Accenture, Audits, Agencies

A few weeks ago we featured an interview given by Mark Read, now joint COO at the post-Sorrell WPP in which he stressed the importance of the group focussing more on clients and less on internal matters.

We made the point that that sentiment may be obvious, but it needed saying.In the light of that thought it’s worth revisiting the fuss the agencies (certainly not just GroupM) made around what many see as a conflict of interest in Accenture entering the programmatic media buying business.

We’ve been here before – only two weeks ago, but it’s interesting to take a look at some of the language the agencies use.

Here’s Stephen Allan, Worldwide Chairman and CEO of MediaCom: “You can’t ask for money to pay the piper and then play the tune yourself.” And, “As someone who now competes with one part of the company, I would be extremely reluctant to provide MediaCom’s proprietary data to another part.”

The first bit you could hardly make up. A media agency suggesting it is not acceptable to ask for money from someone (oh, I don’t know, like a media owner possibly?) and then be seen as objective (as in planning a campaign potentially featuring said media owner, perhaps?).

It may be hypocritical but that first part is hardly news. The second quote from Stephen’s article is more revealing.

On the one hand (you can read this sentence two ways) I can see Stephan’s point. Imagine yourself as an agency in a pitch, run by Accenture on behalf of a client. An element of the brief asks for a demonstration of a particular suite of tools, or skills that are particularly relevant.

What’s to stop Accenture pitch management handing every agencies’ secret sauce over to Accenture programmatic? Aside of course from a strong ethical sense; a series of well-placed firewalls; a desire not to put at risk any business the wider Accenture might have with that client; and the very real threat that such behaviour would soon lead to the entire organisation becoming known as untrustworthy and as leaky as a very leaky bucket.

Serious reputational damage, in other words. Network agencies should recognise that threat.

And that’s before we even get to the reality that most agencies’ secret sauce is hardly secret (staff churn rates being what they are); and that nobody ever enters a pitch presentation with so much technical detail on display as to make whatever it is worth nicking for the purposes of ripping it off.

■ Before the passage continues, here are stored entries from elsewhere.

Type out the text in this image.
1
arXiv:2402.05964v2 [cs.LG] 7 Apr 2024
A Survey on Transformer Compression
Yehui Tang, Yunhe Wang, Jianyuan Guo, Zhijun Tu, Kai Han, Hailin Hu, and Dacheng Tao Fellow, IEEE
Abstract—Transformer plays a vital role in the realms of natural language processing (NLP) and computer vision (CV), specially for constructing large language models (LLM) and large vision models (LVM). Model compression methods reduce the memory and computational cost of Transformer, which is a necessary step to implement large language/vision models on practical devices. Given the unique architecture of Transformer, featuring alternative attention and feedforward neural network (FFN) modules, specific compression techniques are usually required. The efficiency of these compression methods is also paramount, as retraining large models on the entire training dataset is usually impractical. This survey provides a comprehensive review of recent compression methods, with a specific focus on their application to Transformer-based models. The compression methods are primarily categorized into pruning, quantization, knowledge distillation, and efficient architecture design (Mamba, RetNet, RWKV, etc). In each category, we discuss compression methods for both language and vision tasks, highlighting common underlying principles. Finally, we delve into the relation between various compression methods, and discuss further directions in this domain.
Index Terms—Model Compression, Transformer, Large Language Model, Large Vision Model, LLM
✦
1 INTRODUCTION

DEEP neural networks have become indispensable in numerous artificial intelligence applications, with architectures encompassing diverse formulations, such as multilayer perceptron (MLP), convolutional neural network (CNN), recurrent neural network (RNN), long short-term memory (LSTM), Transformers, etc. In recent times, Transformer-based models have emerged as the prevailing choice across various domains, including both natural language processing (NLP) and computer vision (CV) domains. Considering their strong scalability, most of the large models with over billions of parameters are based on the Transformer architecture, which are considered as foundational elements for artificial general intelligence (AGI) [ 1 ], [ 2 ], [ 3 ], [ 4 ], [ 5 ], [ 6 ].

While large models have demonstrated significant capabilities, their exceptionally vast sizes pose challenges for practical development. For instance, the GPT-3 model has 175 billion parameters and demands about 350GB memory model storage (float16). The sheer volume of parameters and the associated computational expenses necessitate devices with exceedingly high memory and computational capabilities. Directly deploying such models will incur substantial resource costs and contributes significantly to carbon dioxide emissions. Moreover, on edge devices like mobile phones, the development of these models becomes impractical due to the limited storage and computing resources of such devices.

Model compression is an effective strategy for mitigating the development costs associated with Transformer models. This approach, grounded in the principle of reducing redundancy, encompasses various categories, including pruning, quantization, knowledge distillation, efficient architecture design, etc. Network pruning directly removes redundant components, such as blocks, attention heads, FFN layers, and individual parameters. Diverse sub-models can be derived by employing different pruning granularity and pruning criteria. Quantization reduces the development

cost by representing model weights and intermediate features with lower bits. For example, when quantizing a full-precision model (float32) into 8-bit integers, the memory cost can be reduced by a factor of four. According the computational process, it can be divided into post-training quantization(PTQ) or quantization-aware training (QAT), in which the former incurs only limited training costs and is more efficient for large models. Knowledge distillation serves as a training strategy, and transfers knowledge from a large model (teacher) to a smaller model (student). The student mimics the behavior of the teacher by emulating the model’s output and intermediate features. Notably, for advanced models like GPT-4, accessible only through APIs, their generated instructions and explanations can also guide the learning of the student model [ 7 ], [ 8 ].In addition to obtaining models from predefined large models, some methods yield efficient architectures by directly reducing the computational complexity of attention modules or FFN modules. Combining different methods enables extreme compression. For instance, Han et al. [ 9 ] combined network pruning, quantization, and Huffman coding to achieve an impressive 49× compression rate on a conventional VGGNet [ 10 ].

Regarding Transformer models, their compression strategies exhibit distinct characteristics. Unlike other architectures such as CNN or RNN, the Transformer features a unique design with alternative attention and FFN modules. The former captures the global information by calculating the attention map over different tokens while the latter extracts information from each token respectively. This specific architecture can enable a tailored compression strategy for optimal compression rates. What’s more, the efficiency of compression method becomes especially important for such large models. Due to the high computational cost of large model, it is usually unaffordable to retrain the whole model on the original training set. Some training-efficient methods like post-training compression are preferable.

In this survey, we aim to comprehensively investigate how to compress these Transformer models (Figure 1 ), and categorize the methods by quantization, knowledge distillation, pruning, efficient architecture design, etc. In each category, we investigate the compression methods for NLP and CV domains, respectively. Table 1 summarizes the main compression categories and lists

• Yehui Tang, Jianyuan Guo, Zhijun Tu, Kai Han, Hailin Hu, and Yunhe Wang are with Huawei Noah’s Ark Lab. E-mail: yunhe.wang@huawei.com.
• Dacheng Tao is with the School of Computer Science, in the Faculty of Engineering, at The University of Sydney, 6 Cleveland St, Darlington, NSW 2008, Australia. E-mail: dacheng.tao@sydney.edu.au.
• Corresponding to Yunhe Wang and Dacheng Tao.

There is though another way of reading this sentence, that has been reflected in public comments from other agencies too. And that meaning is that a client audit of the agency’s work is something the agency can decide not to participate in.

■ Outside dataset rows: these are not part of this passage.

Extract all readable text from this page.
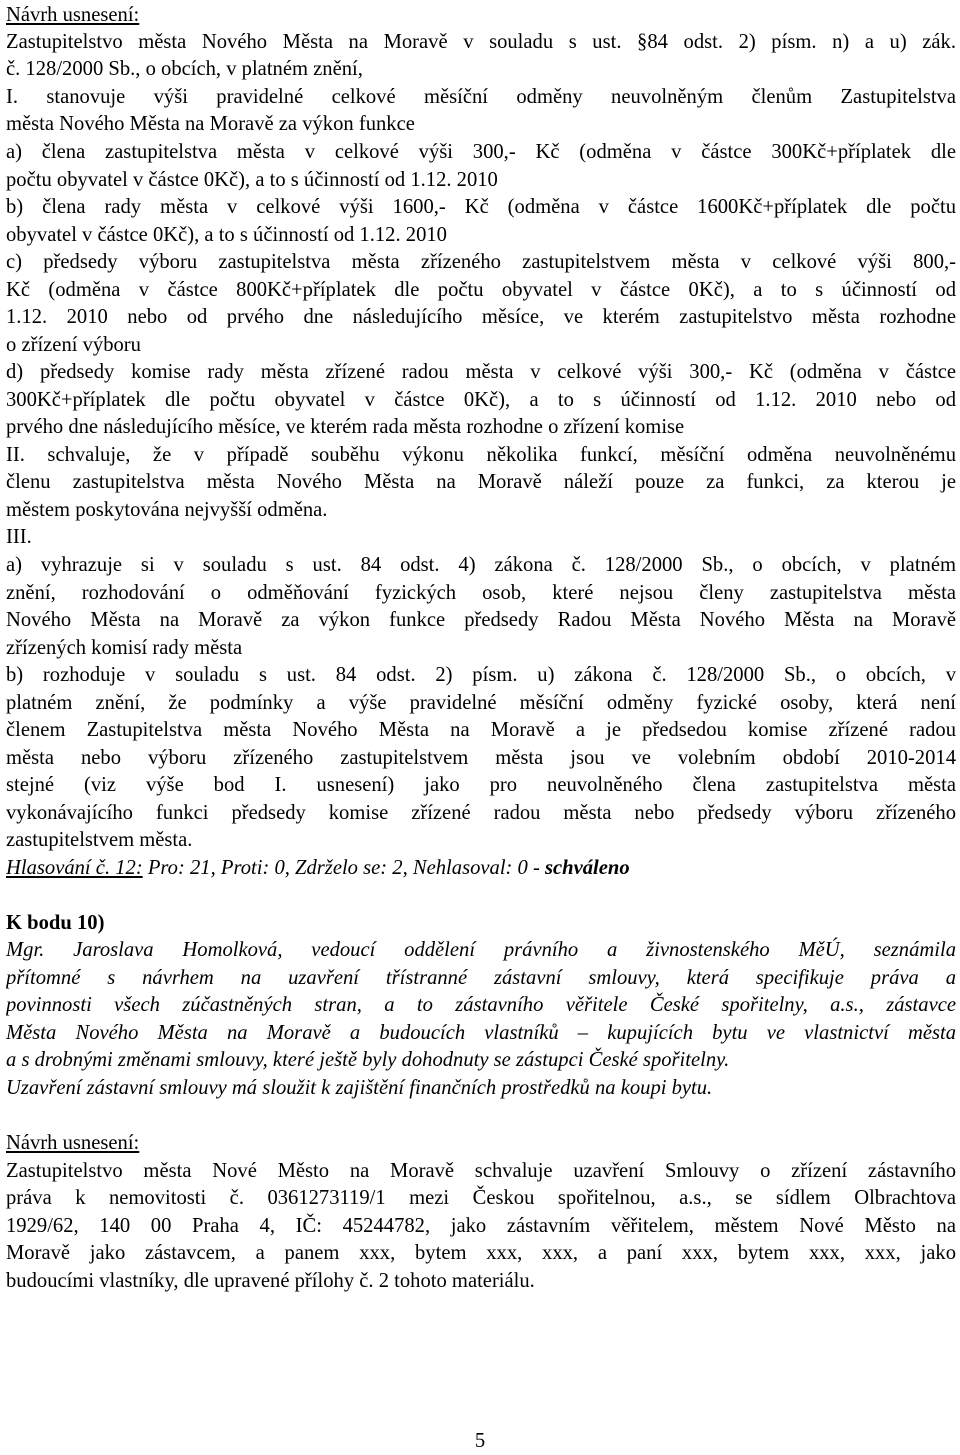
Návrh usnesení:
Zastupitelstvo města Nového Města na Moravě v souladu s ust. §84 odst. 2) písm. n) a u) zák.
č. 128/2000 Sb., o obcích, v platném znění,
I. stanovuje výši pravidelné celkové měsíční odměny neuvolněným členům Zastupitelstva
města Nového Města na Moravě za výkon funkce
a) člena zastupitelstva města v celkové výši 300,- Kč (odměna v částce 300Kč+příplatek dle
počtu obyvatel v částce 0Kč), a to s účinností od 1.12. 2010
b) člena rady města v celkové výši 1600,- Kč (odměna v částce 1600Kč+příplatek dle počtu
obyvatel v částce 0Kč), a to s účinností od 1.12. 2010
c) předsedy výboru zastupitelstva města zřízeného zastupitelstvem města v celkové výši 800,-
Kč (odměna v částce 800Kč+příplatek dle počtu obyvatel v částce 0Kč), a to s účinností od
1.12. 2010 nebo od prvého dne následujícího měsíce, ve kterém zastupitelstvo města rozhodne
o zřízení výboru
d) předsedy komise rady města zřízené radou města v celkové výši 300,- Kč (odměna v částce
300Kč+příplatek dle počtu obyvatel v částce 0Kč), a to s účinností od 1.12. 2010 nebo od
prvého dne následujícího měsíce, ve kterém rada města rozhodne o zřízení komise
II. schvaluje, že v případě souběhu výkonu několika funkcí, měsíční odměna neuvolněnému
členu zastupitelstva města Nového Města na Moravě náleží pouze za funkci, za kterou je
městem poskytována nejvyšší odměna.
III.
a) vyhrazuje si v souladu s ust. 84 odst. 4) zákona č. 128/2000 Sb., o obcích, v platném
znění, rozhodování o odměňování fyzických osob, které nejsou členy zastupitelstva města
Nového Města na Moravě za výkon funkce předsedy Radou Města Nového Města na Moravě
zřízených komisí rady města
b) rozhoduje v souladu s ust. 84 odst. 2) písm. u) zákona č. 128/2000 Sb., o obcích, v
platném znění, že podmínky a výše pravidelné měsíční odměny fyzické osoby, která není
členem Zastupitelstva města Nového Města na Moravě a je předsedou komise zřízené radou
města nebo výboru zřízeného zastupitelstvem města jsou ve volebním období 2010-2014
stejné (viz výše bod I. usnesení) jako pro neuvolněného člena zastupitelstva města
vykonávajícího funkci předsedy komise zřízené radou města nebo předsedy výboru zřízeného
zastupitelstvem města.
Hlasování č. 12: Pro: 21, Proti: 0, Zdrželo se: 2, Nehlasoval: 0 - schváleno
K bodu 10)
Mgr. Jaroslava Homolková, vedoucí oddělení právního a živnostenského MěÚ, seznámila
přítomné s návrhem na uzavření třístranné zástavní smlouvy, která specifikuje práva a
povinnosti všech zúčastněných stran, a to zástavního věřitele České spořitelny, a.s., zástavce
Města Nového Města na Moravě a budoucích vlastníků – kupujících bytu ve vlastnictví města
a s drobnými změnami smlouvy, které ještě byly dohodnuty se zástupci České spořitelny.
Uzavření zástavní smlouvy má sloužit k zajištění finančních prostředků na koupi bytu.
Návrh usnesení:
Zastupitelstvo města Nové Město na Moravě schvaluje uzavření Smlouvy o zřízení zástavního
práva k nemovitosti č. 0361273119/1 mezi Českou spořitelnou, a.s., se sídlem Olbrachtova
1929/62, 140 00 Praha 4, IČ: 45244782, jako zástavním věřitelem, městem Nové Město na
Moravě jako zástavcem, a panem xxx, bytem xxx, xxx, a paní xxx, bytem xxx, xxx, jako
budoucími vlastníky, dle upravené přílohy č. 2 tohoto materiálu.
5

WPP has form here. An age ago, as referenced in this post from February 2014 Xaxis formally refused to agree to be audited. And WPP threatened legal action against the auditor Ebiquity because a WPP agency had mistakenly sent some confidential material to the auditor. I know, weird.

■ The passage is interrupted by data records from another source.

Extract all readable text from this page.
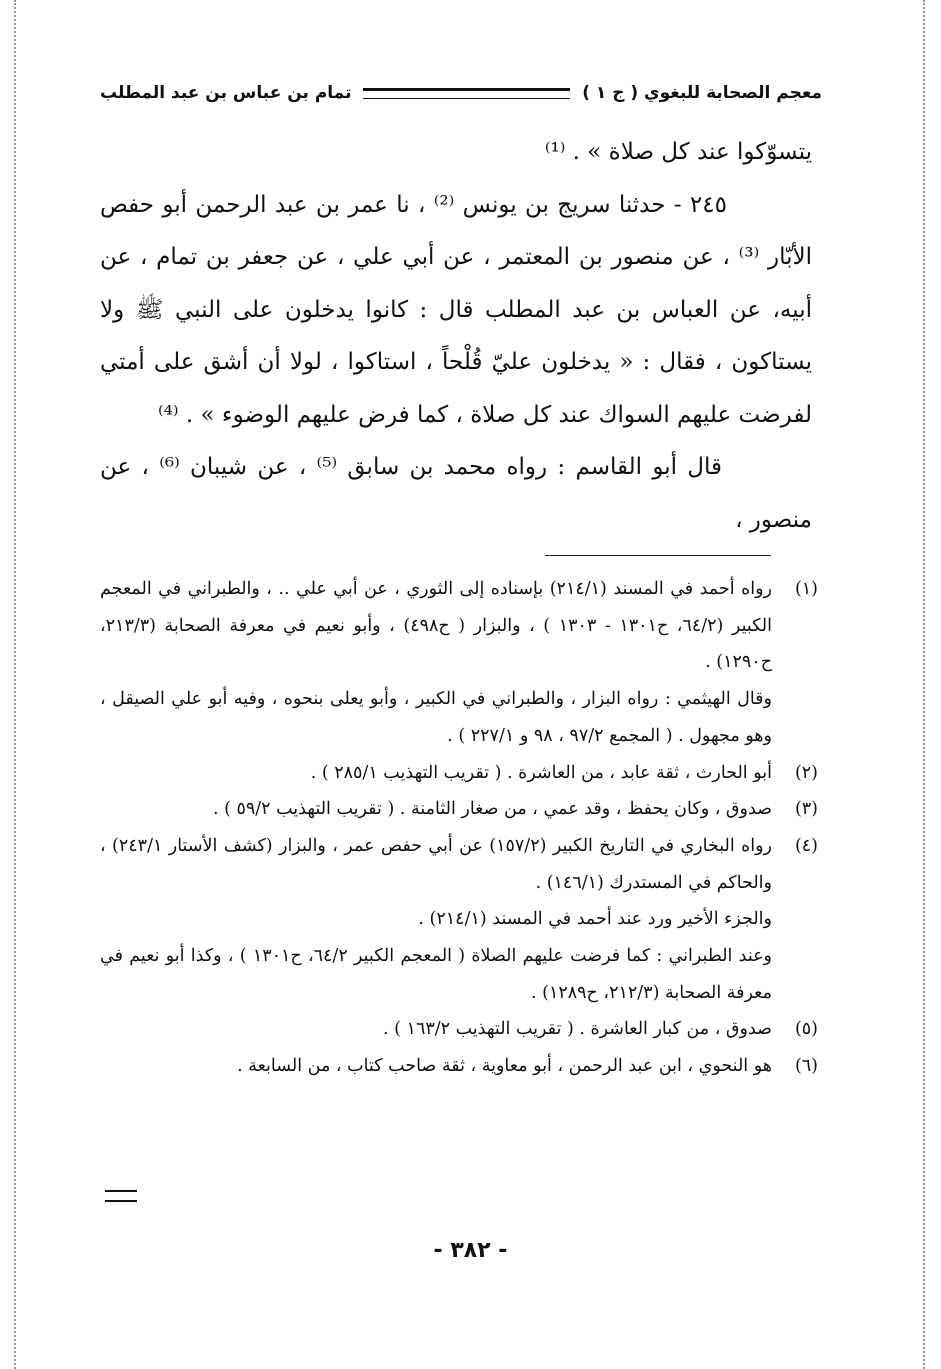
معجم الصحابة للبغوي ( ج ١ )
تمام بن عباس بن عبد المطلب

يتسوّكوا عند كل صلاة » . ⁽¹⁾

٢٤٥ - حدثنا سريج بن يونس ⁽²⁾ ، نا عمر بن عبد الرحمن أبو حفص الأبّار ⁽³⁾ ، عن منصور بن المعتمر ، عن أبي علي ، عن جعفر بن تمام ، عن أبيه، عن العباس بن عبد المطلب قال : كانوا يدخلون على النبي ﷺ ولا يستاكون ، فقال : « يدخلون عليّ قُلْحاً ، استاكوا ، لولا أن أشق على أمتي لفرضت عليهم السواك عند كل صلاة ، كما فرض عليهم الوضوء » . ⁽⁴⁾

قال أبو القاسم : رواه محمد بن سابق ⁽⁵⁾ ، عن شيبان ⁽⁶⁾ ، عن منصور ،

(١)
رواه أحمد في المسند (٢١٤/١) بإسناده إلى الثوري ، عن أبي علي .. ، والطبراني في المعجم الكبير (٦٤/٢، ح١٣٠١ - ١٣٠٣ ) ، والبزار ( ح٤٩٨) ، وأبو نعيم في معرفة الصحابة (٢١٣/٣، ح١٢٩٠) .
وقال الهيثمي : رواه البزار ، والطبراني في الكبير ، وأبو يعلى بنحوه ، وفيه أبو علي الصيقل ، وهو مجهول . ( المجمع ٩٧/٢ ، ٩٨ و ٢٢٧/١ ) .
(٢)
أبو الحارث ، ثقة عابد ، من العاشرة . ( تقريب التهذيب ٢٨٥/١ ) .
(٣)
صدوق ، وكان يحفظ ، وقد عمي ، من صغار الثامنة . ( تقريب التهذيب ٥٩/٢ ) .
(٤)
رواه البخاري في التاريخ الكبير (١٥٧/٢) عن أبي حفص عمر ، والبزار (كشف الأستار ٢٤٣/١) ، والحاكم في المستدرك (١٤٦/١) .
والجزء الأخير ورد عند أحمد في المسند (٢١٤/١) .
وعند الطبراني : كما فرضت عليهم الصلاة ( المعجم الكبير ٦٤/٢، ح١٣٠١ ) ، وكذا أبو نعيم في معرفة الصحابة (٢١٢/٣، ح١٢٨٩) .
(٥)
صدوق ، من كبار العاشرة . ( تقريب التهذيب ١٦٣/٢ ) .
(٦)
هو النحوي ، ابن عبد الرحمن ، أبو معاوية ، ثقة صاحب كتاب ، من السابعة .
- ٣٨٢ -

Any service organisation can of course refuse to collaborate in any request from any client.

A local media agency can always say to its local client: ‘We understand your desire to audit your media spend; we appreciate that you have been through a rigorous competitive process in which client confidentiality has been front and centre, and that you’ve come out the other end selecting Accenture as your auditor. But our global CEO has decreed that they’re not acceptable to us as the guardian of your budgets and thus we won’t be supplying them with any information relating to the way we’ve chosen to spend your money.’

The fact is though if they say that the client probably won’t be a client for long. Which is why this conversation tends not to take place.

It might be an idea for agencies to focus on their clients and on doing the job so many do so well and to stop boxing shadows.